Specially when it's non-tech people that do the rules, they don't know tech therefore should not say anything about it.
EDIT: You can be mad at me and down vote, but what I say is true and relevant. There's not only US in the world, specially when there's other way than protecting your site behind a robots.txt
We do have global rules: the Berne convention, which has been ratified by all 170 UN countries plus the Holy See and Niue, states that copyright is automatic and mostly universal, so any unauthorized copying is illegal. By having certain paths listed on robots.txt, the site are explicitly saying they don't authorize people to crawl them, so unless you have a license granting you permission, your legal position is probably iffy - CFAA or not.

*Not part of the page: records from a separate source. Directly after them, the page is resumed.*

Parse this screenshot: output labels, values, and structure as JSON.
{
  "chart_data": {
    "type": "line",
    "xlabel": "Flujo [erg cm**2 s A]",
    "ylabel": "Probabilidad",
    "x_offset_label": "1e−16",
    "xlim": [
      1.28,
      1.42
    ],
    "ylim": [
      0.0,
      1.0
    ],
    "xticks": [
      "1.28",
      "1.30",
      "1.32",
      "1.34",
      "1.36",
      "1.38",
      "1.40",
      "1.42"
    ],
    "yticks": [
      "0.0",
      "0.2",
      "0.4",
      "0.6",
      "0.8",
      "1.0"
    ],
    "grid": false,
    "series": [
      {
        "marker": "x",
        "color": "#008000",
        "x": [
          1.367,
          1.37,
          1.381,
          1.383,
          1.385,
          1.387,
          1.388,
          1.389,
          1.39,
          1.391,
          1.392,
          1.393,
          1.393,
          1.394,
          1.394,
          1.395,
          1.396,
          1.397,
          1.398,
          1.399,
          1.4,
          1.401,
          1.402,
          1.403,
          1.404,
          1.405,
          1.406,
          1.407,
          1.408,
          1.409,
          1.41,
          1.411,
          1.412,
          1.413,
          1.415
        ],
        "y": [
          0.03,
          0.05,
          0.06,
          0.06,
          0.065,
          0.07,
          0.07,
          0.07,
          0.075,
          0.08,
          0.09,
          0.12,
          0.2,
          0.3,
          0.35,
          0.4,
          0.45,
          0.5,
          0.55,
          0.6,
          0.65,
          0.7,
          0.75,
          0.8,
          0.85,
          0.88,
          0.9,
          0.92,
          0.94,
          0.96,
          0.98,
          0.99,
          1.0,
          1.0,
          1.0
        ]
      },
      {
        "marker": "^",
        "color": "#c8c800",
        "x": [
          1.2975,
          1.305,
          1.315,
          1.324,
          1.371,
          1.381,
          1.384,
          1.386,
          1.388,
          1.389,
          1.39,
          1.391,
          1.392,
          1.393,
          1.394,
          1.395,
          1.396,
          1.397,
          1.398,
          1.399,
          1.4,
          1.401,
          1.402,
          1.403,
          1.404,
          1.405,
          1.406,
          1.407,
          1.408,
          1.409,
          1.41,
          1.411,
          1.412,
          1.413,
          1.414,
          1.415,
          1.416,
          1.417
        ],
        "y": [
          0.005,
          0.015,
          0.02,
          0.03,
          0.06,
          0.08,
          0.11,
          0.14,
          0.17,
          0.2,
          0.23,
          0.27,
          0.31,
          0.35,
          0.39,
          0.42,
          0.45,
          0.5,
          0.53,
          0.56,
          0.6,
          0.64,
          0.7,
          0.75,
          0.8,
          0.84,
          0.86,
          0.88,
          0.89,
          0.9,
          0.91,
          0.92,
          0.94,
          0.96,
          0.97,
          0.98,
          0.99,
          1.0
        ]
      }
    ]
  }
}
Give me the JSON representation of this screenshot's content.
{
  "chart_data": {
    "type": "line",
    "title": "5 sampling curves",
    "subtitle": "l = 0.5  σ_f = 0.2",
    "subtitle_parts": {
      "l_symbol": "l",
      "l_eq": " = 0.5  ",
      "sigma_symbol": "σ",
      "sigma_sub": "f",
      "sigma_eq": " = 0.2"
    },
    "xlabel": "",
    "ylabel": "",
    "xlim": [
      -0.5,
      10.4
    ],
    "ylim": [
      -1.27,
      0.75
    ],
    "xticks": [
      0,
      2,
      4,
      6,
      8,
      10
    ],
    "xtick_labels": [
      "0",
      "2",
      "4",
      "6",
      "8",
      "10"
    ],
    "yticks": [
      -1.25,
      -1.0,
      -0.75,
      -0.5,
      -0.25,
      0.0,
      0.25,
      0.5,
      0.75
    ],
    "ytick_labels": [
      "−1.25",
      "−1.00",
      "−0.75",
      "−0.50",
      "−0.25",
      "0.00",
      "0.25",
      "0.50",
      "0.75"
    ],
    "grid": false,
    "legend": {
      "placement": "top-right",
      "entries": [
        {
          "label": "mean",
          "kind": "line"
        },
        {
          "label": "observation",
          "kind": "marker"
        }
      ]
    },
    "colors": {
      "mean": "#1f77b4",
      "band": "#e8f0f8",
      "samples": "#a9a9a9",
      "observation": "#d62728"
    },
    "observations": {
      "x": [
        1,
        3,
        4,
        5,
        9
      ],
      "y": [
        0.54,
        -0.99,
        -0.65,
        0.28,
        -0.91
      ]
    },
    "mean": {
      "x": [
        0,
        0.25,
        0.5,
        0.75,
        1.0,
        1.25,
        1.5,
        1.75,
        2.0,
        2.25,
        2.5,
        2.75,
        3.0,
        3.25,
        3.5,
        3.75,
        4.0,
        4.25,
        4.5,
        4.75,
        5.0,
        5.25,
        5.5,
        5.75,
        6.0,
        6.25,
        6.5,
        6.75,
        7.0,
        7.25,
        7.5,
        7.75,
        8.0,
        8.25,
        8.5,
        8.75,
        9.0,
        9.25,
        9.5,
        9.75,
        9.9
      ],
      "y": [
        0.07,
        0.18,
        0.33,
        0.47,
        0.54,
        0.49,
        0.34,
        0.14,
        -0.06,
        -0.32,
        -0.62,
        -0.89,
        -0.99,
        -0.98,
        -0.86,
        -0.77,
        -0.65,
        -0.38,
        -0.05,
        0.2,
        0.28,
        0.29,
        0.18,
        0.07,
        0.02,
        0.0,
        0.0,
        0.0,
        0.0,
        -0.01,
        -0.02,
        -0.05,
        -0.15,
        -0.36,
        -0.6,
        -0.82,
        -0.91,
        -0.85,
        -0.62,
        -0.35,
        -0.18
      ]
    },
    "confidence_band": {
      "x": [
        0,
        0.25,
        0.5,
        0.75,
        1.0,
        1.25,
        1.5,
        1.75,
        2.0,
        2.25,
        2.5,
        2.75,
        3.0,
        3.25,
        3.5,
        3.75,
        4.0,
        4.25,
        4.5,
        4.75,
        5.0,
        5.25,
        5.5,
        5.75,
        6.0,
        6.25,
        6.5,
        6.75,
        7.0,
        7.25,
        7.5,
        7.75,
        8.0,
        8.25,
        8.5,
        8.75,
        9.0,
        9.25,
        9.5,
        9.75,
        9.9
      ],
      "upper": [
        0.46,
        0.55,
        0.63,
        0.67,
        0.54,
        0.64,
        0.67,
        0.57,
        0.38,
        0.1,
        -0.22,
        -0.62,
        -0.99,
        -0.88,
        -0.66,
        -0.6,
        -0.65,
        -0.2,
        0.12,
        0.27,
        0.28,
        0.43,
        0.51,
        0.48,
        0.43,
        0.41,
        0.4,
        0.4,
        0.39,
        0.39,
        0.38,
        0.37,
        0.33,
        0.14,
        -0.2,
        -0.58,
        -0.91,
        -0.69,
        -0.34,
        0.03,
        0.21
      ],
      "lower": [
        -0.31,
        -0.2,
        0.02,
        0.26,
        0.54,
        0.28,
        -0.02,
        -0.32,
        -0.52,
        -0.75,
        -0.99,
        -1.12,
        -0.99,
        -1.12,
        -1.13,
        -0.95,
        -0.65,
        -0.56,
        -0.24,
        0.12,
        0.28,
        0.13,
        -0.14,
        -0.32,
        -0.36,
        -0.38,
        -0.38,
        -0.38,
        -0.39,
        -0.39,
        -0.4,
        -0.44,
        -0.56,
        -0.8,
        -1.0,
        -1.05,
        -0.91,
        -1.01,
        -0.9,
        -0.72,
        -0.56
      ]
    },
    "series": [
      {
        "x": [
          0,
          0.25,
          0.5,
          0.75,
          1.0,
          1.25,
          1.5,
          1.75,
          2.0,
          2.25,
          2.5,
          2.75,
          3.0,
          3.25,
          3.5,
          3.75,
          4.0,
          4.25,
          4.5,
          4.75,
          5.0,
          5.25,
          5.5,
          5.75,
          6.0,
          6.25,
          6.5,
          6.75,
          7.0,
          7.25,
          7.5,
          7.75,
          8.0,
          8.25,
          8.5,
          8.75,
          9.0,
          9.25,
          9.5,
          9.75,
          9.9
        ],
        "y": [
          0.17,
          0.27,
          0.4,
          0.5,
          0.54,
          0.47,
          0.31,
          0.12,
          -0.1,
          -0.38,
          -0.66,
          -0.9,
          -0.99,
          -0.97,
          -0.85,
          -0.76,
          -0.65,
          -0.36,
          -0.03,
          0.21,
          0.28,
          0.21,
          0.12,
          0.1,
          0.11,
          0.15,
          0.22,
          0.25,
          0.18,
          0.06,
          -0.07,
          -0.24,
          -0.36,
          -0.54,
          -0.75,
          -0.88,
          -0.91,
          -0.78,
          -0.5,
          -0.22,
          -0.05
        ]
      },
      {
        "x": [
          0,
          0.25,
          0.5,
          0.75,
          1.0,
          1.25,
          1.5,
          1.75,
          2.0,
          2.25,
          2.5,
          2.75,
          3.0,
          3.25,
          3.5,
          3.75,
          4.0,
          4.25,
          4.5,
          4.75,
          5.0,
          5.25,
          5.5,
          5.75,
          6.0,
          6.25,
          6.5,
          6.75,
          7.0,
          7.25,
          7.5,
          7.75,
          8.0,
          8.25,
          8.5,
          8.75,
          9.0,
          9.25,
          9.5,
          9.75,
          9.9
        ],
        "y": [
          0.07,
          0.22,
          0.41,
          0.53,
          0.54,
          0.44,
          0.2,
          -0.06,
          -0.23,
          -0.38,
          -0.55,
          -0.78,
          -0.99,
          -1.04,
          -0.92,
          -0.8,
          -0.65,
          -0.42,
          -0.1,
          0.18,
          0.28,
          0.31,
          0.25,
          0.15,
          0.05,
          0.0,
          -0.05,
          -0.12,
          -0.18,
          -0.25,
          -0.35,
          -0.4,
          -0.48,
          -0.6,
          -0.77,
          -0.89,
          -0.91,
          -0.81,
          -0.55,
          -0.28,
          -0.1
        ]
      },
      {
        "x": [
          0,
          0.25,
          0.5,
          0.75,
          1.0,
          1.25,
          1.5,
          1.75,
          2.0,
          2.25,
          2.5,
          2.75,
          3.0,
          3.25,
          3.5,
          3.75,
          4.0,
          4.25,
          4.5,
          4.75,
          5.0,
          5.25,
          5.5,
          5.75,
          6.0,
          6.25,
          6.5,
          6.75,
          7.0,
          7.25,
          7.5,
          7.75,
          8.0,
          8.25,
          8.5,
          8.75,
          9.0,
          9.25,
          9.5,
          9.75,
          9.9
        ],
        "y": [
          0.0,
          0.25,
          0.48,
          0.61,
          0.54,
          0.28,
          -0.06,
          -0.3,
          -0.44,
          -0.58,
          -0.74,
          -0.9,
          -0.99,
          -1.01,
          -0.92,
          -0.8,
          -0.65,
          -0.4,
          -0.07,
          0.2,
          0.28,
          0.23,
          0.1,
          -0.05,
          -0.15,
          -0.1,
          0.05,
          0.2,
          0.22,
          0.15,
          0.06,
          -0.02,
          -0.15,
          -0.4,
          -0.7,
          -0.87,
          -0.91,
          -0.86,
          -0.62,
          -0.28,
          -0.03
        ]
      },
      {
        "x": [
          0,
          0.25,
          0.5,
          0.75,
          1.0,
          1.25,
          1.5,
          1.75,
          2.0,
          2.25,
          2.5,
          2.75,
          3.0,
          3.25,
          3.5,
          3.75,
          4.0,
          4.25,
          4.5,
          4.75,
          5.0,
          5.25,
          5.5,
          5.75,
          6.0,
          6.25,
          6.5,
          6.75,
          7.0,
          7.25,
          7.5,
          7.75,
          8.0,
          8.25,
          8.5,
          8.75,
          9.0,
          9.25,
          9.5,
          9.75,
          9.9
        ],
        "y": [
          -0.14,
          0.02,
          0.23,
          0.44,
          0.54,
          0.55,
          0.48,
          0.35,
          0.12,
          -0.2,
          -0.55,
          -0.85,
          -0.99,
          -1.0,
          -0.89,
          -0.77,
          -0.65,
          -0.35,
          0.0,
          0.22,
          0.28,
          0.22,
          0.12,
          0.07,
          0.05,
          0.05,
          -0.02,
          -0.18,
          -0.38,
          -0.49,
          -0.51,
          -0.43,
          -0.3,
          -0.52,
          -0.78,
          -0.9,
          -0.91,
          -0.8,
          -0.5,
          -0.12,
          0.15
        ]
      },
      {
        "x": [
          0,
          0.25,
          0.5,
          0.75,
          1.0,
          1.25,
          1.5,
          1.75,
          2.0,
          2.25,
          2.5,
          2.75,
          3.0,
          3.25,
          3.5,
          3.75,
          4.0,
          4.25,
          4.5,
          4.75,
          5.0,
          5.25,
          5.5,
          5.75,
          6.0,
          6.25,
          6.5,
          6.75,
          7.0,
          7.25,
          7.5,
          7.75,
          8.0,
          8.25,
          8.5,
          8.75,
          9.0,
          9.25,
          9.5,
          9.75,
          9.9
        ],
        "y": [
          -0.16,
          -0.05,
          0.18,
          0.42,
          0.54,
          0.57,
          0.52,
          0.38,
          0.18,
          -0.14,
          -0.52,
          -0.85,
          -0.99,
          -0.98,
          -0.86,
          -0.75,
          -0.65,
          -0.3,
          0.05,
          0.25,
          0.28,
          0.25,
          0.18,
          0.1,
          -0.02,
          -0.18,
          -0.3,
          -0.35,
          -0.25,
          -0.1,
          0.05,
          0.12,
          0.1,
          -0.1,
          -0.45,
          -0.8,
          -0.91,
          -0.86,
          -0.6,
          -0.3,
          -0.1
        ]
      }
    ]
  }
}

Obviously some countries have a more lax enforcement than others, but don't be surprised if the US starts squeezing and one day you suddenly get a knock on the door.
I agree that humans will do what humans can do and bots will do what bots can do. Laws are murky and I don't wish to donate to lawyers. I believe engineering solutions when possible is the answer.
Using simple conditional tests in haproxy, I stop most of the bots from crawling anything more than my root page, robots.txt and humans.txt. Anything else gets silently dropped and the bots will retry for a while then go away. I don't see anything in the logs beyond the root page and robots/humans.txt any more.
Hey everyone, look & archive! This is where Jerome Renoux of Akamai announces that he doesn't believe in any morality beyond that codified in law, and how he will lie in court if you try to get him to behave decently.
Also thanks for spreading bad information.